Below is the content of the student.txt file.

John,23,Hyderabad
James,45,Hyderabad
Sam,33,Chennai
,56,Delhi
,43,Mumbai

7.1. LOAD

Loads data from given file system.

A = LOAD 'student.txt' AS (name: chararray, age: int, city: chararray);

Student file data with column names like 'name', 'age', 'town’ will be loaded into a variable A.

7.2. DUMP

The DUMP operator is used to display the content of a relation. Here, the contents of A will be displayed.

DUMP A
//results
(John,23,Hyderabad)
(James,45,Hyderabad)
(Sam,33,Chennai)
(,56,Delhi)
(,43,Mumbai)

7.3. SHOP

Save function saves results to file system.

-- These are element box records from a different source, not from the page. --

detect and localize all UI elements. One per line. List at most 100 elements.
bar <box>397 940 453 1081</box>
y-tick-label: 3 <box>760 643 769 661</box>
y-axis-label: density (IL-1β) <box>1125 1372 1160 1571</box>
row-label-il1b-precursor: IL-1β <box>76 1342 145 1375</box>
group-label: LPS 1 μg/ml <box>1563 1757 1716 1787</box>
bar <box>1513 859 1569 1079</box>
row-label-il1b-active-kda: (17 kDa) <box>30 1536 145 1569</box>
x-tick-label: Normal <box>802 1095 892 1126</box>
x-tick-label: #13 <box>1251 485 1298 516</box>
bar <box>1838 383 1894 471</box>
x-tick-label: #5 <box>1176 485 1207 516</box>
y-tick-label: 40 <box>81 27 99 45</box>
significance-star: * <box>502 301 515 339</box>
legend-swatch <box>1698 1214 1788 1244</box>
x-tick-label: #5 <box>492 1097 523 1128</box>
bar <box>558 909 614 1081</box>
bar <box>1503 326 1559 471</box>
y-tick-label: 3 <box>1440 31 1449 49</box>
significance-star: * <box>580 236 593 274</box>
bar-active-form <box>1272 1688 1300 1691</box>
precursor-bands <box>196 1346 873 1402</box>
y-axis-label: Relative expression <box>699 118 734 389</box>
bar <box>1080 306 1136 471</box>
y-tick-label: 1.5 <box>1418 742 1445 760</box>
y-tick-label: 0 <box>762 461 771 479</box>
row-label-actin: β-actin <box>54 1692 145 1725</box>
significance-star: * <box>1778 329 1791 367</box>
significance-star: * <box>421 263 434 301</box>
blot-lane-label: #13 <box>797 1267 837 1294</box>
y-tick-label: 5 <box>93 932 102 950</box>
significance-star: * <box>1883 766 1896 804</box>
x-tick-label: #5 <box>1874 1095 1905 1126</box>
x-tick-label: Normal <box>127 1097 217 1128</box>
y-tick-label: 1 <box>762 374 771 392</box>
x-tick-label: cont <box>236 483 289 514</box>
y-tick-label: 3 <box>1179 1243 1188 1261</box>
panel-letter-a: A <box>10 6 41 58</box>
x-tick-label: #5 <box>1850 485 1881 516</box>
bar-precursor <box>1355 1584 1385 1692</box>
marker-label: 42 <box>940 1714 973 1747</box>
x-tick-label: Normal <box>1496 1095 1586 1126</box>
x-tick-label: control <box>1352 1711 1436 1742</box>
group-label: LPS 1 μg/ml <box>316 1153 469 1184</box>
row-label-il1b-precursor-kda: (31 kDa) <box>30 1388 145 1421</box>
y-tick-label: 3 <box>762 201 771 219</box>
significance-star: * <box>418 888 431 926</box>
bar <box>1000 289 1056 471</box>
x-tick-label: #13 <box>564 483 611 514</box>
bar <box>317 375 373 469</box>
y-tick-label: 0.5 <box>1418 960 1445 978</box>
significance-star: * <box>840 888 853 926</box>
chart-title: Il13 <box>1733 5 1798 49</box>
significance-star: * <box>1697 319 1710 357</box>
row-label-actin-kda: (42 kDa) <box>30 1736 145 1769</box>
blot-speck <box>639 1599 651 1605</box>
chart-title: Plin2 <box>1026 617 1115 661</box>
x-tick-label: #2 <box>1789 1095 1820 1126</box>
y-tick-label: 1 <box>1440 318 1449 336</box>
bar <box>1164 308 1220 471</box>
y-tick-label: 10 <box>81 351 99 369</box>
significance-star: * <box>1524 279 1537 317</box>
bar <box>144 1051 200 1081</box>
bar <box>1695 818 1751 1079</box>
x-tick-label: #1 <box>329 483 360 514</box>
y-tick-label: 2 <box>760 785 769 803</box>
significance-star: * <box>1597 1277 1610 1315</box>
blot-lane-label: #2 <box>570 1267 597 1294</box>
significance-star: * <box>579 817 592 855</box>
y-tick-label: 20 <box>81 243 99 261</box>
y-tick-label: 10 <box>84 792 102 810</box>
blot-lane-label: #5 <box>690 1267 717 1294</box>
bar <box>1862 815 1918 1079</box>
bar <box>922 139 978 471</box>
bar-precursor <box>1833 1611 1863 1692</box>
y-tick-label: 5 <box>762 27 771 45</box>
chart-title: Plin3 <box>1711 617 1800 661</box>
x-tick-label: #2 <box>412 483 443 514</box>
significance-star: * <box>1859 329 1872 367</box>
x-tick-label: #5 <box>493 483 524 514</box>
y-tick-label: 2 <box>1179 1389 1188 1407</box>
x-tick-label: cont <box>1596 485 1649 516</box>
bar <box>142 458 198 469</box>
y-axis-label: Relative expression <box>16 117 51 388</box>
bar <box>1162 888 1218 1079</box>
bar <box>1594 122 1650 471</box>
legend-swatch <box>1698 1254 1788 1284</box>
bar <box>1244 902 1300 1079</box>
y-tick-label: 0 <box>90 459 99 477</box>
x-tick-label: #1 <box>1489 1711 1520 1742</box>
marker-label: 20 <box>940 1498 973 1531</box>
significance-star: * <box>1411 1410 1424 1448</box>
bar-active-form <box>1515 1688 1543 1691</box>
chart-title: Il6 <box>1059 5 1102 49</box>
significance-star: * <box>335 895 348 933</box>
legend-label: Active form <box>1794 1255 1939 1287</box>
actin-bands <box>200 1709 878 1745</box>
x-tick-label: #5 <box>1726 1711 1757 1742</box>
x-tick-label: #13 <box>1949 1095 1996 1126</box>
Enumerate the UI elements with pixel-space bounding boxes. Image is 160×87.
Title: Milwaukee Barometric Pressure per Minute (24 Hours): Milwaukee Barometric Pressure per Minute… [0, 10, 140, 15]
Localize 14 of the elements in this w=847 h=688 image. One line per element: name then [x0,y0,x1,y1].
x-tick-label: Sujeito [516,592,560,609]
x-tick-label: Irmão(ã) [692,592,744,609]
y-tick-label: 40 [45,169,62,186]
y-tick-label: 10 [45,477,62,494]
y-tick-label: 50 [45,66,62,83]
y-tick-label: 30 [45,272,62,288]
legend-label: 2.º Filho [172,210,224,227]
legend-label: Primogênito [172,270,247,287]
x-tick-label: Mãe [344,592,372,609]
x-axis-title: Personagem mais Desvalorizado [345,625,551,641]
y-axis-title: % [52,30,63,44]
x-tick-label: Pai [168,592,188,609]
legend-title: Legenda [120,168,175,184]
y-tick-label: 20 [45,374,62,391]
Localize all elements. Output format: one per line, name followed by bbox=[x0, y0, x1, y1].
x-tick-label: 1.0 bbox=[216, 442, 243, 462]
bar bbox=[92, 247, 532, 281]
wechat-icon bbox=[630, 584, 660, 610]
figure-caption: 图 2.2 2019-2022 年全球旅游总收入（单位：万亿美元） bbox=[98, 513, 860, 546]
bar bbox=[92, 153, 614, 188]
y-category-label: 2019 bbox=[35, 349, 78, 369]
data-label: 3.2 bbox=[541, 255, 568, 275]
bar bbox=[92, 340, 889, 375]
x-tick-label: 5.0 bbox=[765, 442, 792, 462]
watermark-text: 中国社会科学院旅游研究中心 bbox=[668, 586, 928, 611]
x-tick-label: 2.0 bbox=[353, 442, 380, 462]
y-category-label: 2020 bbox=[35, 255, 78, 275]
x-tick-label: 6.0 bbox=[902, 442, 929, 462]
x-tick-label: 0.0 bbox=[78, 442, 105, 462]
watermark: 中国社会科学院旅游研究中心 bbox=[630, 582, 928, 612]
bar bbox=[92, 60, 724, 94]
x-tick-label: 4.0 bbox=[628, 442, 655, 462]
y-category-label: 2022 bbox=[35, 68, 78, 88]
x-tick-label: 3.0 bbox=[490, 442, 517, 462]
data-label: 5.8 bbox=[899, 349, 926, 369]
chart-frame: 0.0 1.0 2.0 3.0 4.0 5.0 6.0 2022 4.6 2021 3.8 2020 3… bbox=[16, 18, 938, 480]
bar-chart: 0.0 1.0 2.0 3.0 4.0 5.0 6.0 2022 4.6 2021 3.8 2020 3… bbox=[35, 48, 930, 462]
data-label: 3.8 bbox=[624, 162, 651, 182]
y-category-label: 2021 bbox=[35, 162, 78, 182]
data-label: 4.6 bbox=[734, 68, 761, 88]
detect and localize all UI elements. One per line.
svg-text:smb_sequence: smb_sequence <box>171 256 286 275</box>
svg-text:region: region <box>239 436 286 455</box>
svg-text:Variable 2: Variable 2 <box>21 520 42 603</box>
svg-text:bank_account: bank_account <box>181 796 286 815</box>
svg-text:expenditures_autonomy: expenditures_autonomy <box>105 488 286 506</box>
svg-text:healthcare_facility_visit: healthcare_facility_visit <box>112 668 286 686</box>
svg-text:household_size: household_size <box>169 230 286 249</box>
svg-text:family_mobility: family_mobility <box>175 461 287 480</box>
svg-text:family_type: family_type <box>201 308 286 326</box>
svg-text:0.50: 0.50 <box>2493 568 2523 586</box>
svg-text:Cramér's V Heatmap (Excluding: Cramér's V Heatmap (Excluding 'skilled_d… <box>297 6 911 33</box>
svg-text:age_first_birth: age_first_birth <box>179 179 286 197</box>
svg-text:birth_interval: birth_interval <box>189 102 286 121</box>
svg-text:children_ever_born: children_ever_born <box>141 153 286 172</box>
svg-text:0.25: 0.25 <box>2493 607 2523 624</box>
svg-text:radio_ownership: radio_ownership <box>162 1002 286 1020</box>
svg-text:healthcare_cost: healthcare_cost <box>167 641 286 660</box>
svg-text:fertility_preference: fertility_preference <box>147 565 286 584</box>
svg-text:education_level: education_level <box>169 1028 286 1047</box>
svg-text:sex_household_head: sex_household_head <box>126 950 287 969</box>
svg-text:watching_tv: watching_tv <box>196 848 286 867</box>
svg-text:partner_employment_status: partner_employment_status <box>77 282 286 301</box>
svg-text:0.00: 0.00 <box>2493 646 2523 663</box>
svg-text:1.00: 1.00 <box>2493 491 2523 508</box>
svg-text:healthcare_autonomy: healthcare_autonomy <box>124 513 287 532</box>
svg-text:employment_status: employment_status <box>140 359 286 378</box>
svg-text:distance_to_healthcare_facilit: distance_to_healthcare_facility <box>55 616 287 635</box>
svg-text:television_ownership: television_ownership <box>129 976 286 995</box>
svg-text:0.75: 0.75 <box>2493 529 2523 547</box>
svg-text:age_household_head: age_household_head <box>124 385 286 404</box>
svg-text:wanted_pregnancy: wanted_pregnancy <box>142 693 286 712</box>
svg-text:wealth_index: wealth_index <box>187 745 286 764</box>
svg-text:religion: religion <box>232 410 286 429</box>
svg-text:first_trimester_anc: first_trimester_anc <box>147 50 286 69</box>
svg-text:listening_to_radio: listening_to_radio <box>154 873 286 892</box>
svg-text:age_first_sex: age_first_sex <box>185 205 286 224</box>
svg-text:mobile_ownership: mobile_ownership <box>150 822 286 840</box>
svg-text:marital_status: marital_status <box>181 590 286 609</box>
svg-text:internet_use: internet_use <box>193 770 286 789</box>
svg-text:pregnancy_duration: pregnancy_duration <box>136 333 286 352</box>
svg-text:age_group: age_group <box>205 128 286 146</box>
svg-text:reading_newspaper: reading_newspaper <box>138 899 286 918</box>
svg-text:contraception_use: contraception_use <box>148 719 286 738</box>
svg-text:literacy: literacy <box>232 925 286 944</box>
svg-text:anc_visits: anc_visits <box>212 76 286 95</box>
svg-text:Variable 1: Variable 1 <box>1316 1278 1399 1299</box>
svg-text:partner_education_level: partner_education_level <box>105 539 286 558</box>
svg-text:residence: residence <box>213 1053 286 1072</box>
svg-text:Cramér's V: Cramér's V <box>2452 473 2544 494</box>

STORE A into ‘myoutput’ using PigStorage(‘*’);

Here, the data present in A will be stored in myoutput separated by '*'.

DUMP myoutput; 
//results
John*23*Hyderabad
James*45*Hyderabad
Sam*33*Chennai
*56*Delhi
*43*Mumbai

7.4. FILTER

B = FILTER A by name is not null;

FILTER operator will filter a table with some conditions. Here, the name is the column in A. Non-empty values ​​in the name will be stored in variable B.

DUMP B;
//results
(John,23,Hyderabad)
(James,45,Hyderabad)
(Sam,33,Chennai)

7.5. FOR EACH ONE TO GENERATE

C = FOREACH A GENERATE name, city;

FOREACH operator is used to accessing individual records. Here, the rows present in the name and the city will be obtained from A and stored in C.

DUMP C
//results
(John,Hyderabad)
(James,Hyderabad)
(Sam,Chennai)
(,Delhi)
(,Mumbai)

8. PIG'S LATIN SCRIPT EXAMPLE

We have a file of people whose fields are the employee's identification, the name and the hours.

001,Rajiv,21
002,siddarth,12
003,Rajesh,22

First, load this data into a variable clerk. Filter it for hours less than 20 and store part time. Sort part time in descending order and save it to another file called part_time. View content.

The script will be

employee = Load ‘people’ as (empid, name, hours);
parttime = FILTER employee BY Hours < 20;
sorted = ORDER parttime by hours DESC;
STORE sorted INTO ‘part_time’;
DUMP sorted;
DESCRIBE sorted;
//results
(003,Rajesh,22)
(001,Rajiv,21)

FINAL NOTES

These are some of the basics of Apache Pig. I hope you enjoyed reading this article. Start practicing
with the Cloudera environment.

The media shown in this article is not the property of DataPeaker and is used at the author's discretion.

Subscribe to our Newsletter

We will not send you SPAM mail. We hate it as much as you.